I still remember the first wolf howl I heard in my deer stand.  At first I tried to convince myself it was coyotes or something, but there was no mistake.  Later that night we heard them around the campfire at deer camp. We saw the tracks the next day on our way to our deer stands.  They were following doe tracks.

It was clear that wolves had finally arrived at our deer camp after hearing stories from other nearby hunters for the last few years. No one in our party harvested a deer that year.

When I was first introduced to hunting in the 90's, there was little concern or talk about wolves in the woods.   In recent years with the wolf population rebounding thanks to years of being on the endangered species list, things have changed for deer hunters. Sure we had a brutal winter in 2013, and deer population does fluctuate, but it's been a long time since we've had any bonus tags or doe permits issued.  This year would be the first in at least 5 years that our zone is hunter's choice and not bucks only.

A recent article from the DNT reports that the USDA wolf trapping and management fund has run out of money.  Wolves are a threatened species and are protected now, but according to the article, 180 or so deer are killed each year to protect livestock and reduce human/wolf conflict.  This could definitely lead to a problem in coming years.  There is already a 25% increase in wolf population, according to an article from WDIO.

I've reached out to fellow hunters in the Northland and the same narrative comes through.  There are less deer and less doe permits being issued in recent years, and everyone points to the wolves.  I know personally of several people who have had wolf packs surround their stand or at least be in visual sight of the hunter.  There have been some other hunters who have been tracking a deer they have shot, only to find it being eaten by wolves.

This blog isn't meant to be a political "kill all the wolves" rant.  It truly isn't.  I personally believe that the wolf hunt should be brought back to manage the population, not destroy it.  It's no secret that there is already a decline in people who hunt, fish, and enjoy the outdoors.  Agree with hunting or not, license fees and hunter participation is a huge factor in wildlife conservation.  Preserving our deer hunting tradition will ensure years of participation from future generations.

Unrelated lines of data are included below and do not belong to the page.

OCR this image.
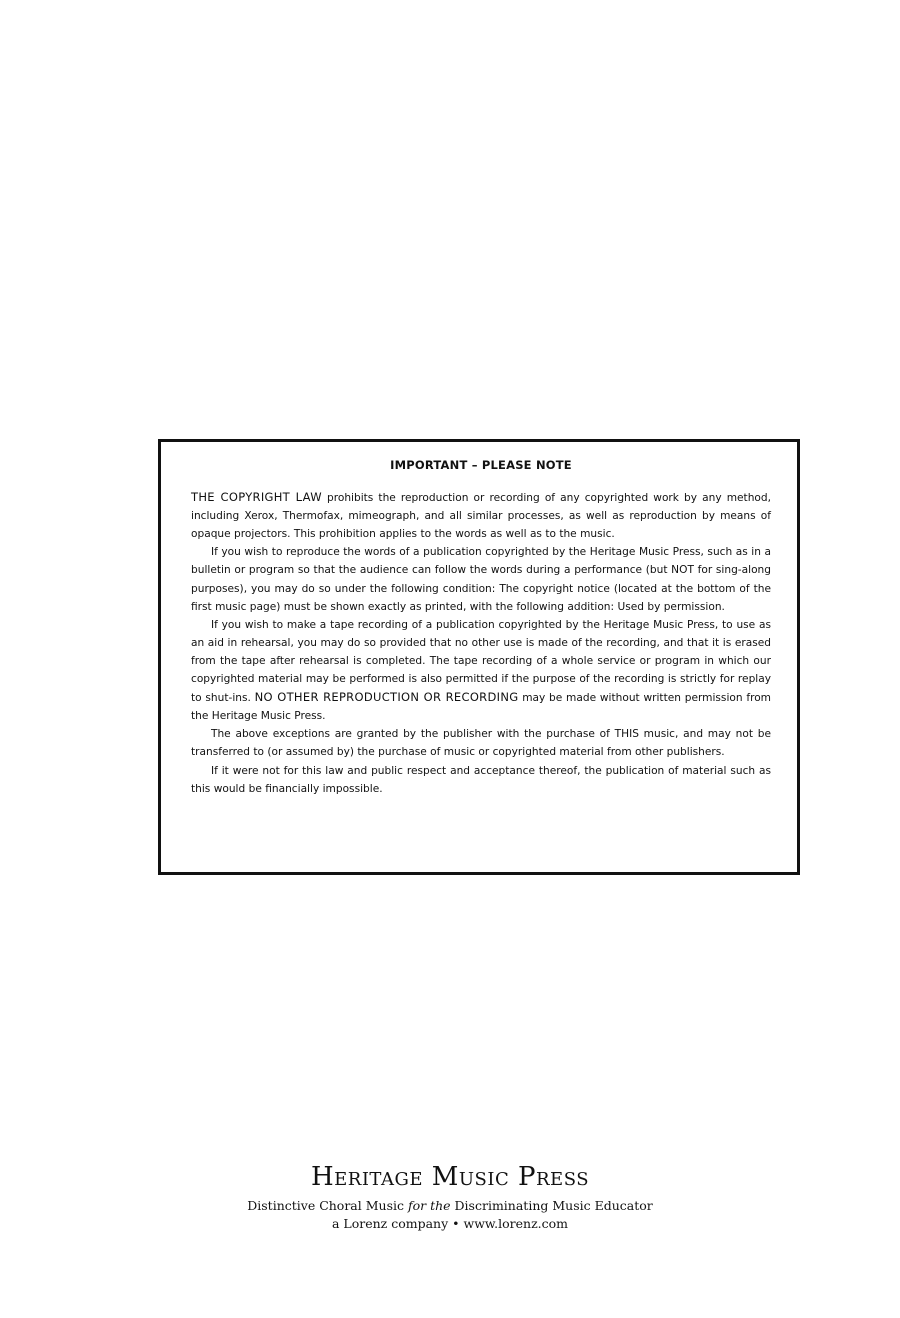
IMPORTANT – PLEASE NOTE

THE COPYRIGHT LAW prohibits the reproduction or recording of any copyrighted work by any method, including Xerox, Thermofax, mimeograph, and all similar processes, as well as reproduction by means of opaque projectors. This prohibition applies to the words as well as to the music.

If you wish to reproduce the words of a publication copyrighted by the Heritage Music Press, such as in a bulletin or program so that the audience can follow the words during a performance (but NOT for sing-along purposes), you may do so under the following condition: The copyright notice (located at the bottom of the first music page) must be shown exactly as printed, with the following addition: Used by permission.

If you wish to make a tape recording of a publication copyrighted by the Heritage Music Press, to use as an aid in rehearsal, you may do so provided that no other use is made of the recording, and that it is erased from the tape after rehearsal is completed. The tape recording of a whole service or program in which our copyrighted material may be performed is also permitted if the purpose of the recording is strictly for replay to shut-ins. NO OTHER REPRODUCTION OR RECORDING may be made without written permission from the Heritage Music Press.

The above exceptions are granted by the publisher with the purchase of THIS music, and may not be transferred to (or assumed by) the purchase of music or copyrighted material from other publishers.

If it were not for this law and public respect and acceptance thereof, the publication of material such as this would be financially impossible.

Heritage Music Press
Distinctive Choral Music for the Discriminating Music Educator
a Lorenz company • www.lorenz.com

Personally, after my experiences with hearing/seeing wolves on our hunting land I've made some changes.  First, I never go far from our hunting shack without some sort of protection, whether it be my deer rifle or side arm.  I still believe the chance of a confrontation to be very minimal, but it helps me feel safer.  I remember to respect the law, and the current laws are as follows straight from the MN DNR website:

Wolves in Minnesota can only be killed in defense of human life.

Only agents of the government are authorized to take wolves if pets or livestock are threatened, attacked or killed.

Protect all evidence and report depredation incidents to a DNR conservation officer. Use the Conservation Officer Locator and leave a recorded message 24/7.